I saw a tiny Hello Kitty sticker that I had bought from the stationary shop, tattooed to the electricity pole. I must have been six when I had stuck the sticker there, right under my father’s nose, while he was engrossed reading his newspaper. I had smiled a smile of a triumphant child who had outwitted her “mighty” father. I put my finger on the old sticker and felt it. Suddenly I felt warm, I felt content, and I felt my father’s hand on mine. With anxiety but sober expressions, I rubbed my hand over it and I felt my father around me. I slowly closed my eyes to feel more, wanting to feel more. But only silence, a void never to be filled.
Suddenly I heard a voice calling my name. I slowly opened my eyes, and then turned around. It was my mother and my little sister (Stuti) calling out for me with smiles on their faces: smiles that had always acted as a band-aid for my wounds and smiles that reminded me that I still have a wonderful future in front of me. That’s when it happened. I saw a different road. I saw no regrets and no loss. I saw no despair or hopelessness. That’s right. I could no-longer allow things to just happen. Stuti needed her big sister and my mother, who’s suffered as much as I have or more needed a friend and,
my father’s dreams of a better society had to be fulfilled. So now to make up for what I did—or rather, didn’t do—I look out for those around me, my family, my friends and most importantly my rock star dreams! The road called out for new memories and Baba (dad) always taught me that we could always start over. I guess I took a bit long to understand that.
I walked towards my family and, wrapping my arms around them, I said, “Remember how I wanted to be a rock star when I was small?
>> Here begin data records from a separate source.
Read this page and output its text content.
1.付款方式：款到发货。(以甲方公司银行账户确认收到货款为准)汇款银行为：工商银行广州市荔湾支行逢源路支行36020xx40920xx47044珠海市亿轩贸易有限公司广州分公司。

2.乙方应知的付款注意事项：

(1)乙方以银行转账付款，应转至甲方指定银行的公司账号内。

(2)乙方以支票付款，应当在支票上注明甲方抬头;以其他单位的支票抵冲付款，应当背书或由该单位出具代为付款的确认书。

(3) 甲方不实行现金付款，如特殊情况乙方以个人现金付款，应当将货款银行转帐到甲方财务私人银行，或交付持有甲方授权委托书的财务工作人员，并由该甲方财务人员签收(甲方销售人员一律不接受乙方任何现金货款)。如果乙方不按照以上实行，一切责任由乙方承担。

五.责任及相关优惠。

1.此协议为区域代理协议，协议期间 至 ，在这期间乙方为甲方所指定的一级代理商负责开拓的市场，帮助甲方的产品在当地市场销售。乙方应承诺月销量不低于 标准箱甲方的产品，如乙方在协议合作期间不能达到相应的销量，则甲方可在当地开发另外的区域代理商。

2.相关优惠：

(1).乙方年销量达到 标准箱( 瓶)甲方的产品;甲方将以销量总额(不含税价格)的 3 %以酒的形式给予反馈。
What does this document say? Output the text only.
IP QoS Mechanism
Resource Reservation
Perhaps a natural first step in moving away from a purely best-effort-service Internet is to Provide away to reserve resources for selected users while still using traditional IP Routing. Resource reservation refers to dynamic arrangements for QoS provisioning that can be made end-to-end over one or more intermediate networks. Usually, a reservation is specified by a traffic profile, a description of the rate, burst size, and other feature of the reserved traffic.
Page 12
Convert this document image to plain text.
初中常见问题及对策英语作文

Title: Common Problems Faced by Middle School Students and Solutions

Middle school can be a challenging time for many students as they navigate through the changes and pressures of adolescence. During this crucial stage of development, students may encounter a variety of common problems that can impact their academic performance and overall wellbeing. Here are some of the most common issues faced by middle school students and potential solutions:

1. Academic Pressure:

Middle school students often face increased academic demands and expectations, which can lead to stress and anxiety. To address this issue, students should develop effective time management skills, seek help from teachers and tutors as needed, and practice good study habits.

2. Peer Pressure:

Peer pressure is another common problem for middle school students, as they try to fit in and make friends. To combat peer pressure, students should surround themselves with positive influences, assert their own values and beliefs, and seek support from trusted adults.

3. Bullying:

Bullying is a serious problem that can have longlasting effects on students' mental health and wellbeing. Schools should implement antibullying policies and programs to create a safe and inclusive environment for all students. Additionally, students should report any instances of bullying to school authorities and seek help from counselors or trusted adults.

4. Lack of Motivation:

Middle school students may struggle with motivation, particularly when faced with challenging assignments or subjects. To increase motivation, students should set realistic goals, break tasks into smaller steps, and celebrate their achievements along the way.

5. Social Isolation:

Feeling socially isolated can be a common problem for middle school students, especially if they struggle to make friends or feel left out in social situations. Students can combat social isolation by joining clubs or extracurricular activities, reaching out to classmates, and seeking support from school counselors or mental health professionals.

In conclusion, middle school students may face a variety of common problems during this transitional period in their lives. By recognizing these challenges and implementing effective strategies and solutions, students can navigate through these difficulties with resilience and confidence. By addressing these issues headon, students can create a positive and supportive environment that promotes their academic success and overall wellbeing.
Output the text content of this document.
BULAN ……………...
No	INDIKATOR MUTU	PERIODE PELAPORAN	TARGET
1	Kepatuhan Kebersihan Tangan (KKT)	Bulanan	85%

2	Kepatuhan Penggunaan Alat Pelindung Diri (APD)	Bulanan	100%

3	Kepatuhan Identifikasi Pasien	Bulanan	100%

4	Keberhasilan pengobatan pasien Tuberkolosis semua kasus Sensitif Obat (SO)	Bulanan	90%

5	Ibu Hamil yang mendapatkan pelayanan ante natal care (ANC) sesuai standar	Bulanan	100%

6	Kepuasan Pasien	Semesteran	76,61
Well I am going to be one!” They humorously encouraged my bizarre notion. But I was serious this time.
After a long time, I was happy and relaxed.
After a long time, I was free.
The crisp leaves rustled as my shoes crushed them into pieces. But this time I dared to look up at the autumn trees and instead of the falling leaves, I saw birds and butterflies, I saw a sunny day, and I saw an opportunity to start all over again.